The best course of action is to get the opposite gender. A male and female dog pairing is much more likely to get along than two males or two females.
Males can get territorial. Curiously enough, female pairs are the most likely to show aggression!
While it's tempting to adopt two littermates, avoid doing so. Littermates are more likely to bond with each other than you. This can create some strange power imbalances that lead to training difficulties and aggression.
Take Things Slow
Don't just bring your new dog home and expect things to work out immediately! It takes time for your first dog to get comfortable with the newbie and vice versa. Consider introducing the new dog through glass first. You can also keep them separated from different kennels.
Once they get more comfortable, you can take away some boundaries until they are fine being together at all times.
Don't Neglect Your First Dog
To avoid jealously, don't forget to show your first dog plenty of love! In fact, many recommend prioritizing your first dog a bit. Again, it all comes down to the dominance thing.
Your dog isn't going to like all the attention you're giving your new dog. But the biggest problem will come when mealtime rolls around. Feed your first dog first! That shows that your new pup is no threat to their place in the pack.
There's no clear-cut answer to whether getting a second dog for your family is a good choice or not. It all depends on your dog and your personal situation!
In most cases, dogs will be much happier with an all-day companion they can play with. But, you need to consider their personality and take some time choosing the right companion. When you make this decision strategically, your two dogs will be inseparable!
Will getting a second dog calm my dog down?

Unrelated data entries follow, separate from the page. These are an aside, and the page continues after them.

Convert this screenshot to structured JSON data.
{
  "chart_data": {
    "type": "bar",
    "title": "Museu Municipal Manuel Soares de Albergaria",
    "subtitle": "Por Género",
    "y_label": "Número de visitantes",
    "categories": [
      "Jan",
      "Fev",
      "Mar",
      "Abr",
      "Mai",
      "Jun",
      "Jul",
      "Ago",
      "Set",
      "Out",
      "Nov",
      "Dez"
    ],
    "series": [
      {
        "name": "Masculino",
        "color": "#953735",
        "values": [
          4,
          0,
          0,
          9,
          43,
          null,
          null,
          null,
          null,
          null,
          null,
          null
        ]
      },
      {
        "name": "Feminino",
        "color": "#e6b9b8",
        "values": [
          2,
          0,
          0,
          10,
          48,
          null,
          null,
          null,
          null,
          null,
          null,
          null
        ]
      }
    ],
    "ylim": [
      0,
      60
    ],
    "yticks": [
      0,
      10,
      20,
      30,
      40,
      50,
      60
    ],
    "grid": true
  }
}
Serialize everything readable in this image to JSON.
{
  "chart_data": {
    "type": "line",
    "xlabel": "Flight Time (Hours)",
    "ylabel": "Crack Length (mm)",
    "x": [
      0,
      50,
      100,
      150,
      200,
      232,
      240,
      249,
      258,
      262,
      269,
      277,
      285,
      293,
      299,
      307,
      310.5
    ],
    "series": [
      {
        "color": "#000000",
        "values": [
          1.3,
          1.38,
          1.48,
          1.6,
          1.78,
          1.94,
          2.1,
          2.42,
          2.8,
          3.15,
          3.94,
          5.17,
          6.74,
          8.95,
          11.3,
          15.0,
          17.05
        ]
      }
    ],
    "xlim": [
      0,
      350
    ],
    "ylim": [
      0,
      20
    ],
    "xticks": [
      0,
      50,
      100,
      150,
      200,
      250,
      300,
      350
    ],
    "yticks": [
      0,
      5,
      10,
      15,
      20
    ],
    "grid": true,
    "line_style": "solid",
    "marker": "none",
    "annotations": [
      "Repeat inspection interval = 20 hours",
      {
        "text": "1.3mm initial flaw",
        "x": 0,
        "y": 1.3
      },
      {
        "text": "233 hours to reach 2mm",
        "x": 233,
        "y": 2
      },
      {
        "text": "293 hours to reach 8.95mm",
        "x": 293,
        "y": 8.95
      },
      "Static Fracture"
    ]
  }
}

A second dog will not instantly fix any behavioral problems with your first pooch. If your dog gets overly excited and neurotic at the drop of the hat, they will only pass that on to your new adoptee! It's better to correct that behavior first.
Does getting a second dog help with separation anxiety?
Separation anxiety is one thing that an additional dog can solve. Canines suffer from separation anxiety because they can't stand being alone. When you have two dogs, they're always together and can keep each other company.
Does getting a second dog help with socialization
A new dog can absolutely help with socialization. But, it will only work to some extent. Socialization is all about getting exposed to new people and animals. It's crucial to do this early on to avoid socialization problems as an adult.
A second dog can get your first dog more comfortable with the presence of another animal. But, there's still plenty of work you need to do to fix socialization issues.